Puis il frappe à la porte du journal Gai Pied, rue Sedaine, et s’installe au standard de la radio communautaire qui deviendra, plus tard, Radio FG. Cette antenne libre “hyper militante, hyper pédé, hyper disruptive” ressemble à celles et ceux qui sont derrière ses micros. À l’époque, le 90 FM – la fréquence de l’émission – lui fait l’effet d’un shot de fierté, qui se voit encore sur son visage quarante ans après.

Aujourd’hui, Didier Varrod est le grand manitou de la musique chez Radio France, après une belle carrière chez France Inter, la radio publique la plus écoutée du pays. Il en a fait du chemin. Une progression pas toujours facile, même au sein de la Maison ronde – qui jouit pourtant d’une image plutôt progressiste –, où Didier a mis du temps à passer de l’autre côté du micro : “J’en ai croisé des « hétéros cis blancs de 50 ans » qui cassaient le poignet quand ils parlaient des gays.” Des ricanements, du mépris, des moqueries sur sa “voix haute avec un cheveu sur la langue” ont, selon lui, freiné sa progression… peut-être, mais pas son ambition. Ni son engagement.

Aujourd’hui, il descend moins en manif, mais après avoir permis à toute la nouvelle scène queer française de s’imposer sur la bande FM dans son émission Foule sentimentale, il continue de soutenir les artistes en organisant le festival Hyper Weekend, en janvier, où il programme Kiddy Smile, Alex Beaupain, Woodkid ou encore le nouveau petit prodige de la pop, Pierre de Maere. “Le service public affiche de belles intentions en permanence. Il se doit de proposer, à l’approche de la présidentielle, une programmation diverse qui représente tous les courants de la société”, affirme-t-il. 

Électron libre et la “musique de pédés”

En 2003, à travers Électron libre, il fait débarquer l’électro, considérée à tort comme “une musique de drogués et de pédés”, sur les ondes de la radio publique. “C’est de loin l’émission la plus LGBTQI+ que j’ai produite dans mon parcours”, se félicite le journaliste, dont les convictions ont participé à l’essor de l’électro française. Aujourd’hui, il se fait d’ailleurs “un plaisir de rappeler aux DJ et aux producteurs ce qu’ils doivent aux pédés”.

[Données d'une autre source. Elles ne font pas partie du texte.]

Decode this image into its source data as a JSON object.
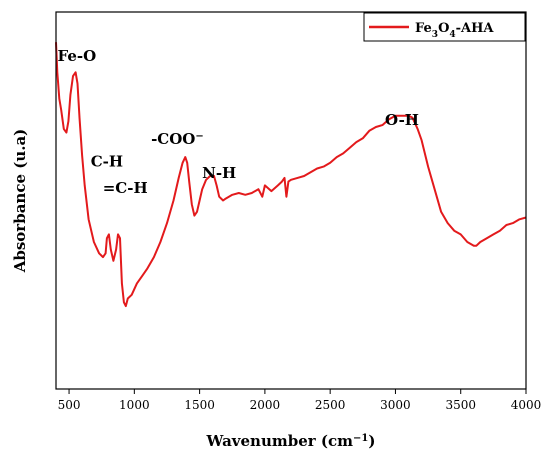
{
  "chart_data": {
    "type": "line",
    "xlabel": "Wavenumber (cm",
    "xlabel_sup": "−1",
    "xlabel_close": ")",
    "ylabel": "Absorbance (u.a)",
    "xlim": [
      400,
      4000
    ],
    "ylim": [
      0,
      100
    ],
    "xticks": [
      500,
      1000,
      1500,
      2000,
      2500,
      3000,
      3500,
      4000
    ],
    "line_color": "#e31a1c",
    "legend": {
      "position": "top-right",
      "base": "Fe",
      "sub1": "3",
      "mid": "O",
      "sub2": "4",
      "tail": "-AHA"
    },
    "annotations": [
      {
        "text": "Fe-O",
        "x": 560,
        "y": 87
      },
      {
        "text": "C-H",
        "x": 790,
        "y": 59
      },
      {
        "text": "=C-H",
        "x": 930,
        "y": 52
      },
      {
        "text": "-COO",
        "sup": "−",
        "x": 1330,
        "y": 65
      },
      {
        "text": "N-H",
        "x": 1650,
        "y": 56
      },
      {
        "text": "O-H",
        "x": 3050,
        "y": 70
      }
    ],
    "series": [
      {
        "x": [
          400,
          410,
          425,
          440,
          460,
          480,
          495,
          510,
          530,
          550,
          565,
          580,
          600,
          620,
          650,
          690,
          730,
          760,
          780,
          790,
          805,
          820,
          840,
          860,
          875,
          890,
          905,
          920,
          935,
          950,
          980,
          1020,
          1060,
          1100,
          1150,
          1200,
          1250,
          1300,
          1340,
          1370,
          1390,
          1405,
          1420,
          1440,
          1460,
          1480,
          1500,
          1520,
          1550,
          1580,
          1610,
          1630,
          1650,
          1680,
          1700,
          1750,
          1800,
          1850,
          1900,
          1950,
          1980,
          2000,
          2050,
          2100,
          2130,
          2150,
          2165,
          2180,
          2200,
          2250,
          2300,
          2350,
          2400,
          2450,
          2500,
          2550,
          2600,
          2650,
          2700,
          2750,
          2800,
          2850,
          2900,
          2950,
          3000,
          3050,
          3100,
          3130,
          3170,
          3200,
          3250,
          3300,
          3350,
          3400,
          3450,
          3500,
          3550,
          3600,
          3620,
          3650,
          3700,
          3750,
          3800,
          3850,
          3900,
          3950,
          4000
        ],
        "y": [
          92,
          84,
          77,
          74,
          69,
          68,
          71,
          78,
          83,
          84,
          81,
          72,
          62,
          54,
          45,
          39,
          36,
          35,
          36,
          40,
          41,
          37,
          34,
          37,
          41,
          40,
          28,
          23,
          22,
          24,
          25,
          28,
          30,
          32,
          35,
          39,
          44,
          50,
          56,
          60,
          61.5,
          60,
          55,
          49,
          46,
          47,
          50,
          53,
          55.5,
          56.5,
          56.5,
          54,
          51,
          50,
          50.5,
          51.5,
          52,
          51.5,
          52,
          53,
          51,
          54,
          52.5,
          54,
          55,
          56,
          51,
          55,
          55.5,
          56,
          56.5,
          57.5,
          58.5,
          59,
          60,
          61.5,
          62.5,
          64,
          65.5,
          66.5,
          68.5,
          69.5,
          70,
          71.5,
          72.5,
          72.5,
          72.5,
          72,
          69,
          66,
          59,
          53,
          47,
          44,
          42,
          41,
          39,
          38,
          38,
          39,
          40,
          41,
          42,
          43.5,
          44,
          45,
          45.5
        ]
      }
    ]
  }
}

“L’électro, c’est la musique de la libération, raconte Didier Varrod. Dès ma première rave, j’ai senti que le corps était une arme. L’homosexualité, pour moi, est par définition révolutionnaire, et elle doit le rester”, ajoute celui qui a perdu l’un des amours de sa vie durant l’épidémie de sida. Des années plus tard, alors que le mariage est ouvert à tous, il assume s’être marié “par amour, mais aussi par nécessité militante” : “Quand Sarkozy a dit qu’il allait revenir sur le mariage pour tous, je me suis dit que, plus on serait, plus ce serait dur de déconstruire la loi.” Des manifs de 1982 à la direction de la musique à Radio France, la flamme militante de Didier Varrod n’a jamais cessé de brûler.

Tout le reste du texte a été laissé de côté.